De fiscale regelingen voor het stimuleren van onderzoek en ontwikkeling veranderen in 2016 ingrijpend. Twee regelingen die we al enkele jaren kennen, de WBSO en RDA, zijn samengevoegd. Wat minder bekend is, is dat ook enkele begrippen uit de WBSO zijn aangepast om de regeling beter uitvoerbaar te maken. Ook de innovatiebox verandert op termijn.

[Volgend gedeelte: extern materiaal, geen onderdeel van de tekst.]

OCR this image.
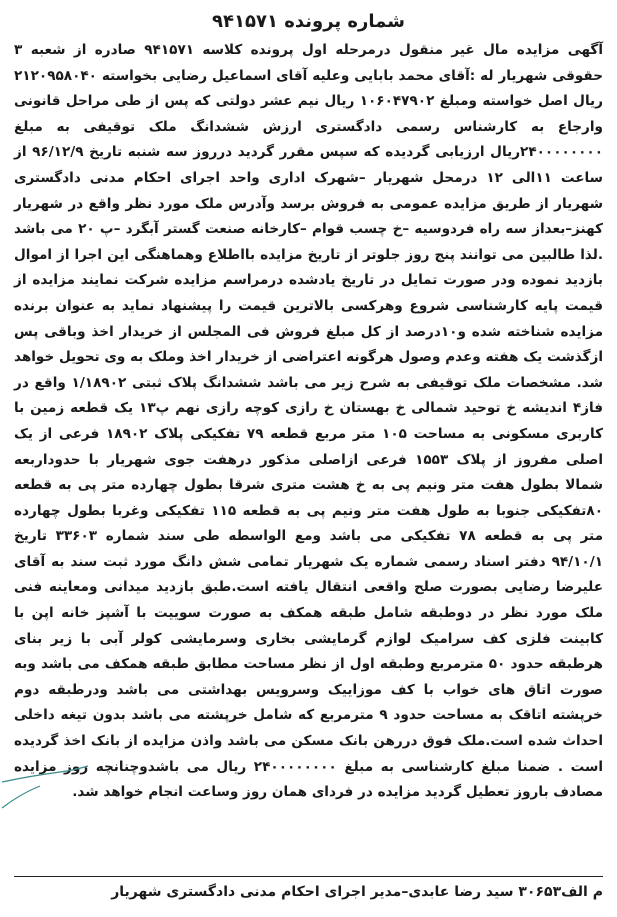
شماره پرونده ۹۴۱۵۷۱

آگهی مزایده مال غیر منقول درمرحله اول پرونده کلاسه ۹۴۱۵۷۱ صادره از شعبه ۳ حقوقی شهریار له :آقای محمد بابایی وعلیه آقای اسماعیل رضایی بخواسته ۲۱۲۰۹۵۸۰۴۰ ریال اصل خواسته ومبلغ ۱۰۶۰۴۷۹۰۲ ریال نیم عشر دولتی که پس از طی مراحل قانونی وارجاع به کارشناس رسمی دادگستری ارزش ششدانگ ملک توقیفی به مبلغ ۲۴۰۰۰۰۰۰۰۰ریال ارزیابی گردیده که سپس مقرر گردید درروز سه شنبه تاریخ ۹۶/۱۲/۹ از ساعت ۱۱الی ۱۲ درمحل شهریار –شهرک اداری واحد اجرای احکام مدنی دادگستری شهریار از طریق مزایده عمومی به فروش برسد وآدرس ملک مورد نظر واقع در شهریار کهنز–بعداز سه راه فردوسیه –خ چسب قوام –کارخانه صنعت گستر آبگرد –پ ۲۰ می باشد .لذا طالبین می توانند پنج روز جلوتر از تاریخ مزایده بااطلاع وهماهنگی این اجرا از اموال بازدید نموده ودر صورت تمایل در تاریخ یادشده درمراسم مزایده شرکت نمایند مزایده از قیمت پایه کارشناسی شروع وهرکسی بالاترین قیمت را پیشنهاد نماید به عنوان برنده مزایده شناخته شده و۱۰درصد از کل مبلغ فروش فی المجلس از خریدار اخذ وباقی پس ازگذشت یک هفته وعدم وصول هرگونه اعتراضی از خریدار اخذ وملک به وی تحویل خواهد شد. مشخصات ملک توقیفی به شرح زیر می باشد ششدانگ پلاک ثبتی ۱/۱۸۹۰۲ واقع در فاز۴ اندیشه خ توحید شمالی خ بهستان خ رازی کوچه رازی نهم پ۱۳ یک قطعه زمین با کاربری مسکونی به مساحت ۱۰۵ متر مربع قطعه ۷۹ تفکیکی پلاک ۱۸۹۰۲ فرعی از یک اصلی مفروز از پلاک ۱۵۵۳ فرعی ازاصلی مذکور درهفت جوی شهریار با حدوداربعه شمالا بطول هفت متر ونیم پی به خ هشت متری شرقا بطول چهارده متر پی به قطعه ۸۰تفکیکی جنوبا به طول هفت متر ونیم پی به قطعه ۱۱۵ تفکیکی وغربا بطول چهارده متر پی به قطعه ۷۸ تفکیکی می باشد ومع الواسطه طی سند شماره ۳۳۶۰۳ تاریخ ۹۴/۱۰/۱ دفتر اسناد رسمی شماره یک شهریار تمامی شش دانگ مورد ثبت سند به آقای علیرضا رضایی بصورت صلح واقعی انتقال یافته است.طبق بازدید میدانی ومعاینه فنی ملک مورد نظر در دوطبقه شامل طبقه همکف به صورت سوییت با آشپز خانه اپن با کابینت فلزی کف سرامیک لوازم گرمایشی بخاری وسرمایشی کولر آبی با زیر بنای هرطبقه حدود ۵۰ مترمربع وطبقه اول از نظر مساحت مطابق طبقه همکف می باشد وبه صورت اتاق های خواب با کف موزاییک وسرویس بهداشتی می باشد ودرطبقه دوم خرپشته اتاقک به مساحت حدود ۹ مترمربع که شامل خرپشته می باشد بدون تیغه داخلی احداث شده است.ملک فوق دررهن بانک مسکن می باشد واذن مزایده از بانک اخذ گردیده است . ضمنا مبلغ کارشناسی به مبلغ ۲۴۰۰۰۰۰۰۰۰ ریال می باشدوچنانچه روز مزایده مصادف باروز تعطیل گردید مزایده در فردای همان روز وساعت انجام خواهد شد.

م الف۳۰۶۵۳ سید رضا عابدی–مدیر اجرای احکام مدنی دادگستری شهریار
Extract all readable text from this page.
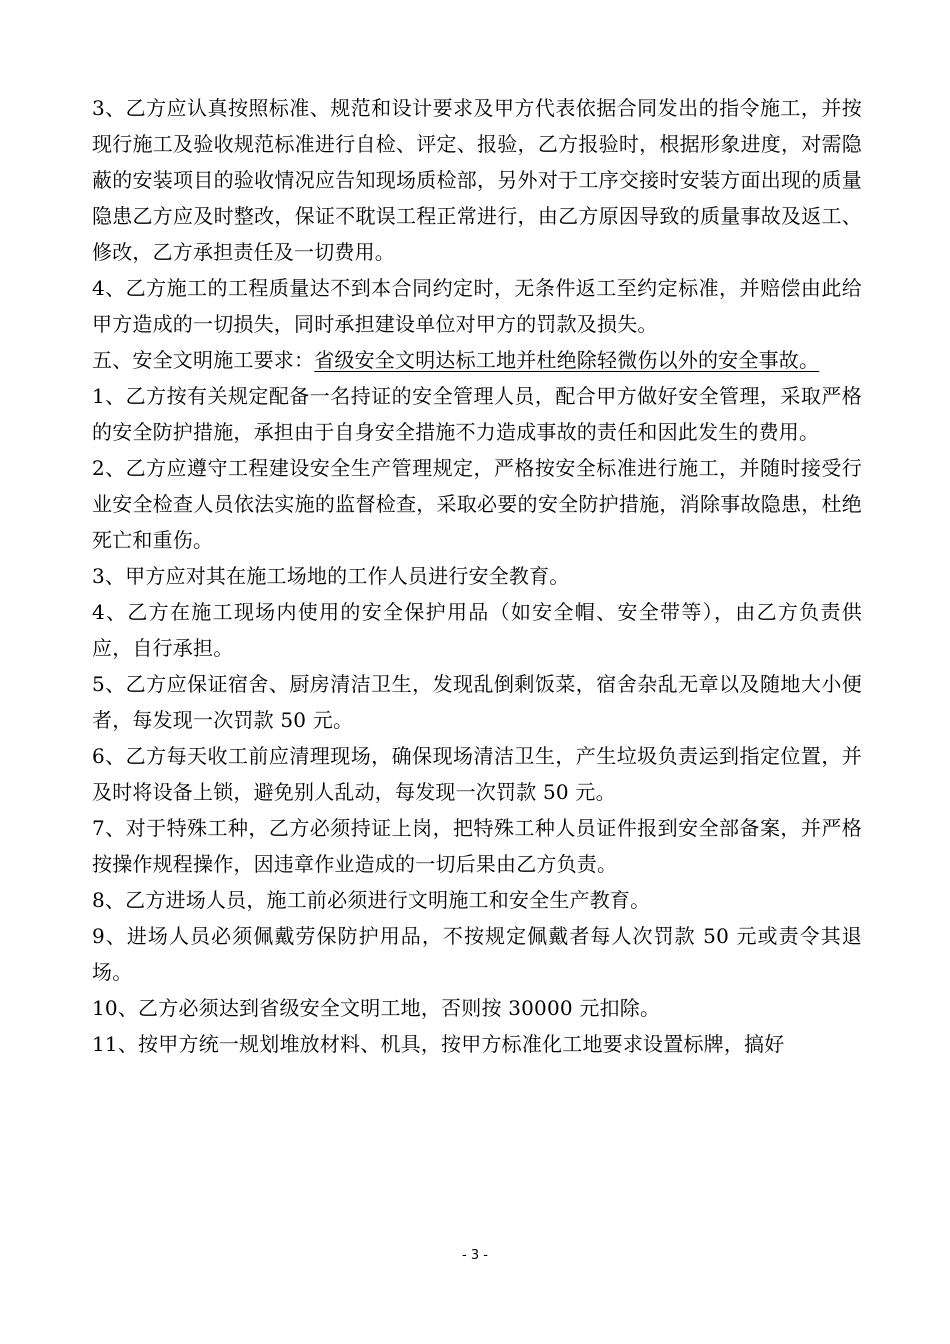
3、乙方应认真按照标准、规范和设计要求及甲方代表依据合同发出的指令施工，并按现行施工及验收规范标准进行自检、评定、报验，乙方报验时，根据形象进度，对需隐蔽的安装项目的验收情况应告知现场质检部，另外对于工序交接时安装方面出现的质量隐患乙方应及时整改，保证不耽误工程正常进行，由乙方原因导致的质量事故及返工、修改，乙方承担责任及一切费用。

4、乙方施工的工程质量达不到本合同约定时，无条件返工至约定标准，并赔偿由此给甲方造成的一切损失，同时承担建设单位对甲方的罚款及损失。

五、安全文明施工要求：省级安全文明达标工地并杜绝除轻微伤以外的安全事故。

1、乙方按有关规定配备一名持证的安全管理人员，配合甲方做好安全管理，采取严格的安全防护措施，承担由于自身安全措施不力造成事故的责任和因此发生的费用。

2、乙方应遵守工程建设安全生产管理规定，严格按安全标准进行施工，并随时接受行业安全检查人员依法实施的监督检查，采取必要的安全防护措施，消除事故隐患，杜绝死亡和重伤。

3、甲方应对其在施工场地的工作人员进行安全教育。

4、乙方在施工现场内使用的安全保护用品（如安全帽、安全带等），由乙方负责供应，自行承担。

5、乙方应保证宿舍、厨房清洁卫生，发现乱倒剩饭菜，宿舍杂乱无章以及随地大小便者，每发现一次罚款 50 元。

6、乙方每天收工前应清理现场，确保现场清洁卫生，产生垃圾负责运到指定位置，并及时将设备上锁，避免别人乱动，每发现一次罚款 50 元。

7、对于特殊工种，乙方必须持证上岗，把特殊工种人员证件报到安全部备案，并严格按操作规程操作，因违章作业造成的一切后果由乙方负责。

8、乙方进场人员，施工前必须进行文明施工和安全生产教育。

9、进场人员必须佩戴劳保防护用品，不按规定佩戴者每人次罚款 50 元或责令其退场。

10、乙方必须达到省级安全文明工地，否则按 30000 元扣除。

11、按甲方统一规划堆放材料、机具，按甲方标准化工地要求设置标牌，搞好

- 3 -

Vernieuwing levert niet alleen uw bedrijf extra winst op, maar maakt ook Nederland als geheel concurrerender. Reden voor de overheid om onderzoek en ontwikkeling, of speur- en ontwikkelingswerk (kortweg: S&O), te stimuleren. Daarom kennen we vanaf 2016 nog twee fiscale regelingen: de WBSO en de innovatiebox.
Met de nieuwe regeling kunt u kosten en uitgaven veelal eerder in aanmerking nemen dan onder de oude regeling kon. Bovendien is er, zeker als u van de forfaitaire regeling gebruik maakt, meer zekerheid over het exacte fiscale voordeel.
S&O-aftrek
De WBSO kent zowel voor inkomstenbelastingplichtigen als voor inhoudingsplichtigen een faciliteit.

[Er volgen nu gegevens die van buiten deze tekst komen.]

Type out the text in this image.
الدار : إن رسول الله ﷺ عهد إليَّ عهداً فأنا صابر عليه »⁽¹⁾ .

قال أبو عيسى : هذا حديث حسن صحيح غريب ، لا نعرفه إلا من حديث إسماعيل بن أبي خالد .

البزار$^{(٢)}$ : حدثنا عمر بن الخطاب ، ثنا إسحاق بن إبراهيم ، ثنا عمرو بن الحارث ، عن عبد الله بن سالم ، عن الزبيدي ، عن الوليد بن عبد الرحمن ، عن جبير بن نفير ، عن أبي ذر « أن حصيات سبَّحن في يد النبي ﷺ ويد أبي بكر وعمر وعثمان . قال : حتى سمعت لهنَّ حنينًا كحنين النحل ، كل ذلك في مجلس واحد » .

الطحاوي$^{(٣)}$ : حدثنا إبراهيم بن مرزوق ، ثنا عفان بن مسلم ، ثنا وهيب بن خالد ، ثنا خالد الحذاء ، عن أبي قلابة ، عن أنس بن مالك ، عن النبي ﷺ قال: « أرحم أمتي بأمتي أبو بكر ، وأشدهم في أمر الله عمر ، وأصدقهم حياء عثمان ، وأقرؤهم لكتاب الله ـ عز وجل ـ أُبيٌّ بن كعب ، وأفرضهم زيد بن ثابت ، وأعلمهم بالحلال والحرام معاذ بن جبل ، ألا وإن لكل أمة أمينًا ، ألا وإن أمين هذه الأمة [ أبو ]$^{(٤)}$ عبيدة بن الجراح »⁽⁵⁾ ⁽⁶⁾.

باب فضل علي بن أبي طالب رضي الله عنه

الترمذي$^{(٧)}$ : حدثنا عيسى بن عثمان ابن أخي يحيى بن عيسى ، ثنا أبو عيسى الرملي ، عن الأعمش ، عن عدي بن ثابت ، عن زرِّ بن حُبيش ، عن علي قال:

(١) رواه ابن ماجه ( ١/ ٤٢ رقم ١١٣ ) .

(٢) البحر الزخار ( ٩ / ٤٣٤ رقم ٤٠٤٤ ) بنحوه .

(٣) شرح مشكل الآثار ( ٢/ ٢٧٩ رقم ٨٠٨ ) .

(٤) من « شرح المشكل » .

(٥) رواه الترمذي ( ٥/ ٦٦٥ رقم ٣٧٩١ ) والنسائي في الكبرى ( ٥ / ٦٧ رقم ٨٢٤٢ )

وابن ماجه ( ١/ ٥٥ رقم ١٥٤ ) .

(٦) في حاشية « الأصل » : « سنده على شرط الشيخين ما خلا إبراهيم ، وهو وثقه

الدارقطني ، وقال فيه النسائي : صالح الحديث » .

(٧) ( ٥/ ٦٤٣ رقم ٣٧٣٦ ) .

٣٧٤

De systematiek van deze regeling blijft grotendeels hetzelfde. Er blijven twee schijven met een verschillend voordeelpercentage (afdrachtvermindering). In 2016 is dat respectievelijk 32% voor de eerste schijf en 16% voor de tweede (2015: 35% en 14%). De eerste schijf is verlengd tot € 350.000 (2015: € 250.000 ). Starters krijgen nog steeds meer voordeel in de eerste schijf (40%, 2015: 50%). In 2016 is er geen plafond meer voor de afdrachtvermindering.

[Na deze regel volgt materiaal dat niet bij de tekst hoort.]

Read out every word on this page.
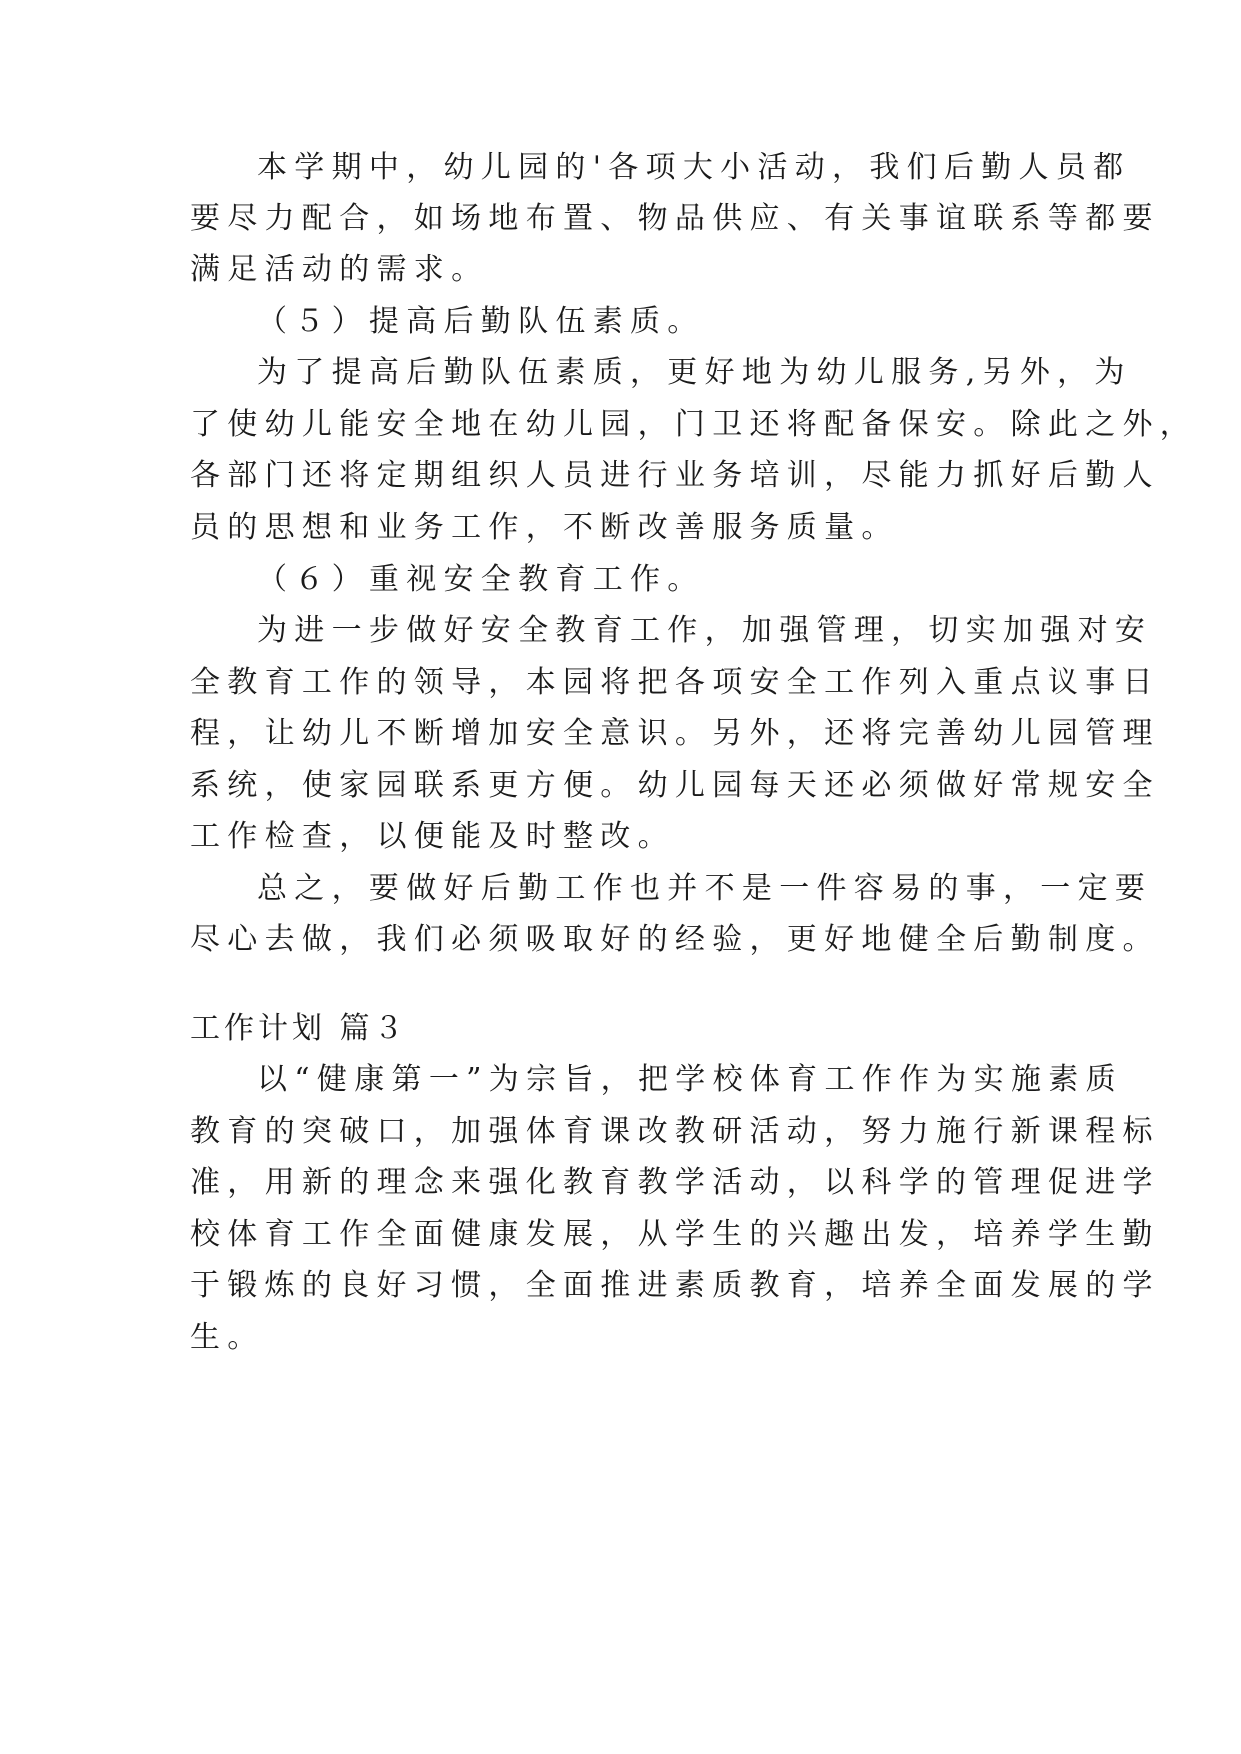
本学期中，幼儿园的'各项大小活动，我们后勤人员都
要尽力配合，如场地布置、物品供应、有关事谊联系等都要
满足活动的需求。
（５）提高后勤队伍素质。
为了提高后勤队伍素质，更好地为幼儿服务,另外，为
了使幼儿能安全地在幼儿园，门卫还将配备保安。除此之外，
各部门还将定期组织人员进行业务培训，尽能力抓好后勤人
员的思想和业务工作，不断改善服务质量。
（６）重视安全教育工作。
为进一步做好安全教育工作，加强管理，切实加强对安
全教育工作的领导，本园将把各项安全工作列入重点议事日
程，让幼儿不断增加安全意识。另外，还将完善幼儿园管理
系统，使家园联系更方便。幼儿园每天还必须做好常规安全
工作检查，以便能及时整改。
总之，要做好后勤工作也并不是一件容易的事，一定要
尽心去做，我们必须吸取好的经验，更好地健全后勤制度。
工作计划 篇３
以“健康第一”为宗旨，把学校体育工作作为实施素质
教育的突破口，加强体育课改教研活动，努力施行新课程标
准，用新的理念来强化教育教学活动，以科学的管理促进学
校体育工作全面健康发展，从学生的兴趣出发，培养学生勤
于锻炼的良好习惯，全面推进素质教育，培养全面发展的学
生。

Ruimer forfait, berekening S&O voordeel
De mogelijkheid te kiezen voor een forfait in plaats van werkelijke kosten en uitgaven is verruimd. U kunt elk jaar opnieuw kiezen of u gebruik maakt van het forfait of de werkelijke kosten wilt opvoeren. Een ondernemer die hiervoor kiest, moet uiteraard wel aannemelijk kunnen maken hoeveel tijd (in uren) hij aan onderzoek en ontwikkeling besteedt. Vervolgens is de aftrek € 10 per uur voor de eerste 1800 uur, en € 4 per uur voor de uren erboven. Het forfait is niet langer gemaximeerd. Dit is interessant als er voornamelijk algemene onderzoekskosten zijn.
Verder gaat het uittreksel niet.